The term big data has been in use since the 1990s, with some giving credit to John Mashey for popularizing the term. Big data usually includes data sets with sizes beyond the ability of commonly used software tools to capture, curate, manage, and process data within a tolerable elapsed time. Big data philosophy encompasses unstructured, semi-structured and structured data; however, the main focus is on unstructured data. Big data “size” is a constantly moving target; as of 2012 ranging from a few dozen terabytes to many zettabytes of data. Big data requires a set of techniques and technologies with new forms of integration to reveal insights from data-sets that are diverse, complex, and of a massive scale.

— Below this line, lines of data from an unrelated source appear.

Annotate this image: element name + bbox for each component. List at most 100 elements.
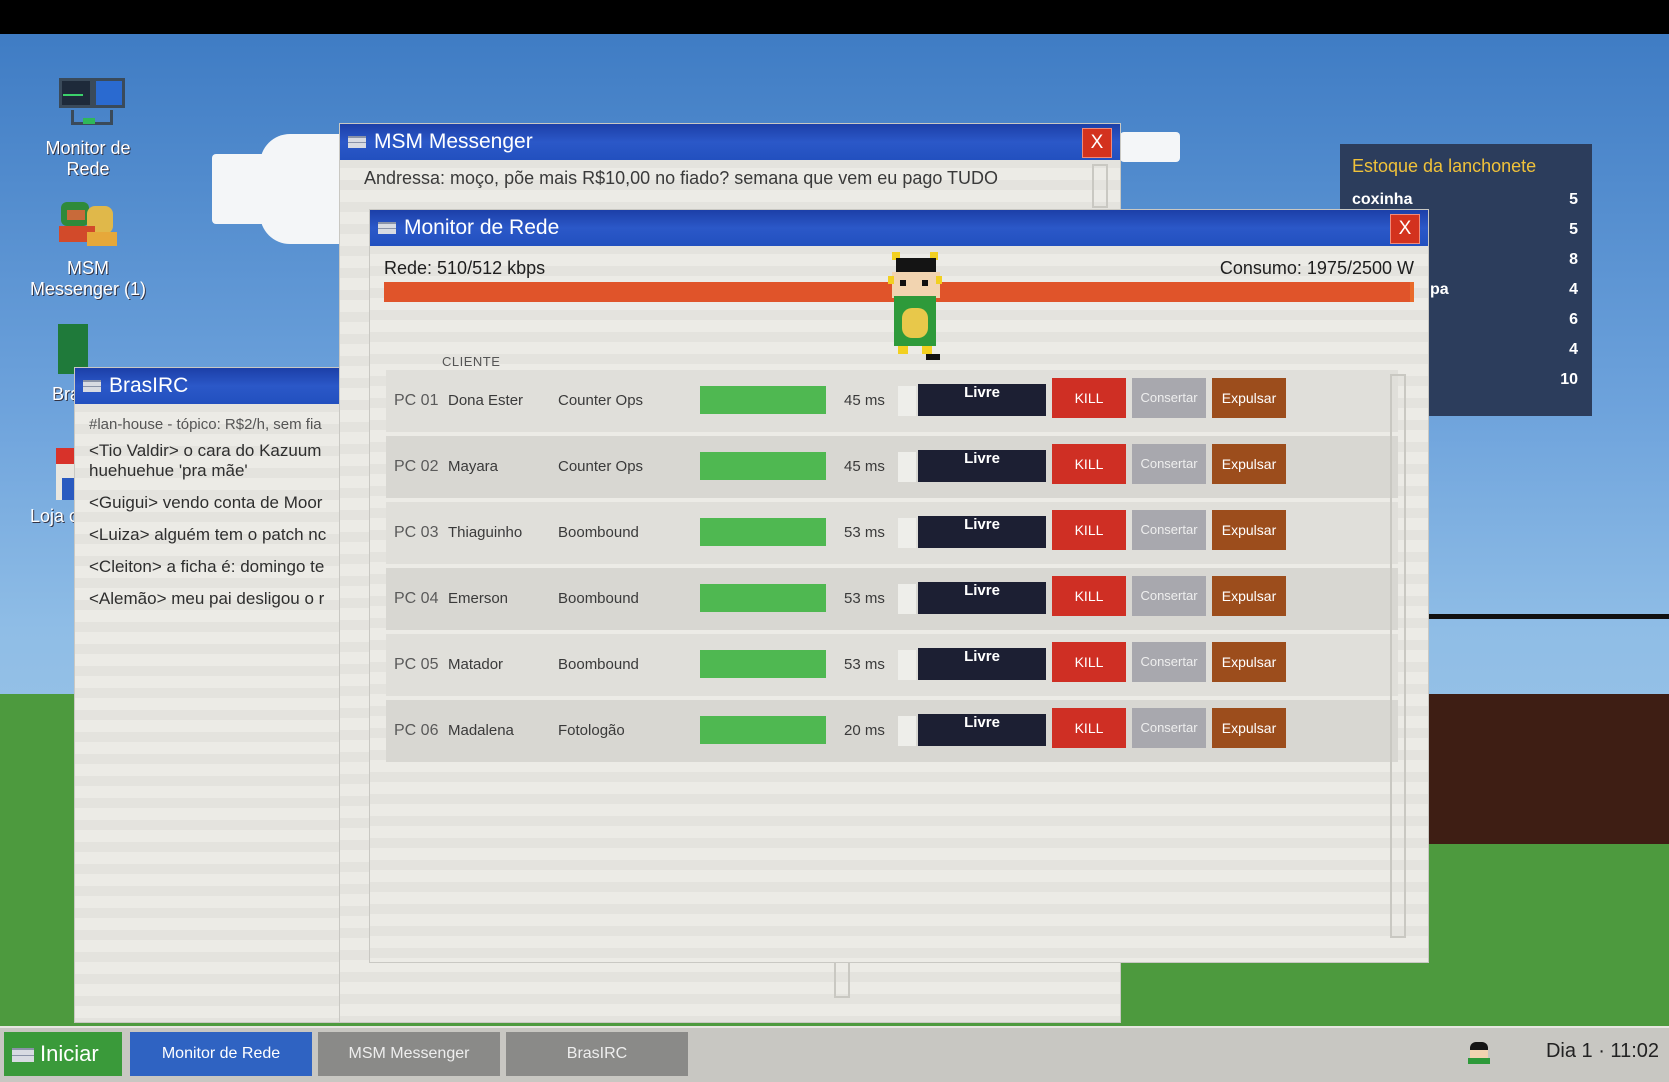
row-checkbox[interactable] [898,584,916,614]
monitor-scrollbar[interactable] [1390,374,1406,938]
status-button[interactable]: Livre [918,384,1046,416]
mascot-sprite [888,252,944,372]
dirt-hill [1420,694,1669,844]
network-monitor-icon [53,76,125,132]
taskbar-button-messenger[interactable]: MSM Messenger [318,1032,500,1076]
pc-row: PC 06 Madalena Fotologão 20 ms Livre KILL Cons… [386,700,1398,762]
ping-value: 53 ms [844,590,885,607]
repair-button[interactable]: Consertar [1132,510,1206,550]
taskbar: Iniciar Monitor de Rede MSM Messenger Br… [0,1026,1669,1082]
client-name: Thiaguinho [448,524,523,541]
kick-button[interactable]: Expulsar [1212,378,1286,418]
desktop-icon-irc[interactable]: Bra [0,322,88,405]
desktop-icon-label: Bra [52,384,81,404]
kill-button[interactable]: KILL [1052,708,1126,748]
desktop-icon-monitor[interactable]: Monitor de Rede [28,76,148,180]
messenger-titlebar[interactable]: MSM Messenger [340,124,1120,160]
kill-button[interactable]: KILL [1052,444,1126,484]
kill-button[interactable]: KILL [1052,510,1126,550]
network-usage-label: Rede: 510/512 kbps [384,258,546,278]
ping-value: 45 ms [844,458,885,475]
client-name: Madalena [448,722,514,739]
tray-mascot-icon[interactable] [1468,1042,1490,1064]
monitor-title: Monitor de Rede [404,216,560,239]
start-button[interactable]: Iniciar [4,1032,122,1076]
row-checkbox[interactable] [898,650,916,680]
game-name: Boombound [558,656,639,673]
ping-bar [700,716,826,744]
messenger-close-button[interactable]: X [1082,128,1112,158]
pc-list: PC 01 Dona Ester Counter Ops 45 ms Livre KILL… [386,370,1398,766]
kick-button[interactable]: Expulsar [1212,642,1286,682]
start-icon [12,1048,34,1062]
status-button[interactable]: Livre [918,582,1046,614]
kick-button[interactable]: Expulsar [1212,576,1286,616]
stock-item-qty: 5 [1569,191,1578,208]
ping-bar [700,518,826,546]
ping-bar [700,386,826,414]
pc-id: PC 01 [394,392,439,409]
desktop: Monitor de Rede MSM Messenger (1) Bra Lo… [0,34,1669,1026]
pc-row: PC 05 Matador Boombound 53 ms Livre KILL Conse… [386,634,1398,696]
messenger-scrollbar[interactable] [1092,164,1108,208]
ping-value: 53 ms [844,524,885,541]
kill-button[interactable]: KILL [1052,642,1126,682]
client-name: Emerson [448,590,509,607]
clock: Dia 1 · 11:02 [1545,1040,1659,1062]
repair-button[interactable]: Consertar [1132,708,1206,748]
pc-row: PC 01 Dona Ester Counter Ops 45 ms Livre KILL… [386,370,1398,432]
power-wire [1420,614,1669,619]
ping-value: 45 ms [844,392,885,409]
status-button[interactable]: Livre [918,648,1046,680]
row-checkbox[interactable] [898,716,916,746]
repair-button[interactable]: Consertar [1132,444,1206,484]
start-label: Iniciar [40,1041,99,1066]
row-checkbox[interactable] [898,386,916,416]
ping-bar [700,584,826,612]
client-name: Matador [448,656,504,673]
messenger-icon [53,196,123,252]
window-icon [348,136,366,148]
status-button[interactable]: Livre [918,714,1046,746]
ping-value: 53 ms [844,656,885,673]
client-name: Dona Ester [448,392,524,409]
taskbar-button-monitor[interactable]: Monitor de Rede [130,1032,312,1076]
top-letterbox [0,0,1669,34]
messenger-message: Andressa: moço, põe mais R$10,00 no fiad… [364,168,999,188]
cloud [1120,132,1180,162]
kill-button[interactable]: KILL [1052,378,1126,418]
game-name: Boombound [558,590,639,607]
desktop-icon-store[interactable]: Loja c [0,444,86,527]
status-button[interactable]: Livre [918,450,1046,482]
kick-button[interactable]: Expulsar [1212,708,1286,748]
ping-bar [700,452,826,480]
kick-button[interactable]: Expulsar [1212,510,1286,550]
monitor-close-button[interactable]: X [1390,214,1420,244]
stock-item-qty: 5 [1569,221,1578,238]
kick-button[interactable]: Expulsar [1212,444,1286,484]
repair-button[interactable]: Consertar [1132,378,1206,418]
stock-title: Estoque da lanchonete [1352,156,1537,176]
desktop-icon-label: Loja c [30,506,79,526]
pc-id: PC 05 [394,656,439,673]
pc-id: PC 04 [394,590,439,607]
client-name: Mayara [448,458,499,475]
power-usage-label: Consumo: 1975/2500 W [1219,258,1414,278]
repair-button[interactable]: Consertar [1132,642,1206,682]
pc-id: PC 03 [394,524,439,541]
pc-id: PC 06 [394,722,439,739]
kill-button[interactable]: KILL [1052,576,1126,616]
repair-button[interactable]: Consertar [1132,576,1206,616]
desktop-icon-label: MSM Messenger (1) [29,258,147,299]
status-button[interactable]: Livre [918,516,1046,548]
row-checkbox[interactable] [898,518,916,548]
ping-bar [700,650,826,678]
messenger-title: MSM Messenger [374,130,533,153]
monitor-titlebar[interactable]: Monitor de Rede [370,210,1428,246]
desktop-icon-messenger[interactable]: MSM Messenger (1) [28,196,148,300]
window-icon [378,222,396,234]
game-name: Counter Ops [558,458,644,475]
row-checkbox[interactable] [898,452,916,482]
ping-value: 20 ms [844,722,885,739]
taskbar-button-irc[interactable]: BrasIRC [506,1032,688,1076]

“Variety”, “veracity”, and various other “Vs” are added by some organizations to describe it, a revision challenged by some industry authorities. The Vs of big data were often referred to as the “three Vs”, “four Vs”, and “five Vs”. They represented the qualities of big data in volume, variety, velocity, veracity, and value. Variability is often included as an additional quality of big data.
A 2018 definition states “Big data is where parallel computing tools are needed to handle data”, and notes, “This represents a distinct and clearly defined change in the computer science used, via parallel programming theories, and losses of some of the guarantees and capabilities made by Codd’s relational model.”
In a comparative study of big datasets, Kitchen and McArdle found that none of the commonly considered characteristics of big data appear consistently across all of the analyzed cases. For this reason, other studies identified the redefinition of power dynamics in knowledge discovery as the defining trait. Instead of focusing on intrinsic characteristics of big data, this alternative perspective pushes forward a relational understanding of the object claiming that what matters is the way in which data is collected, stored, made available and analyzed.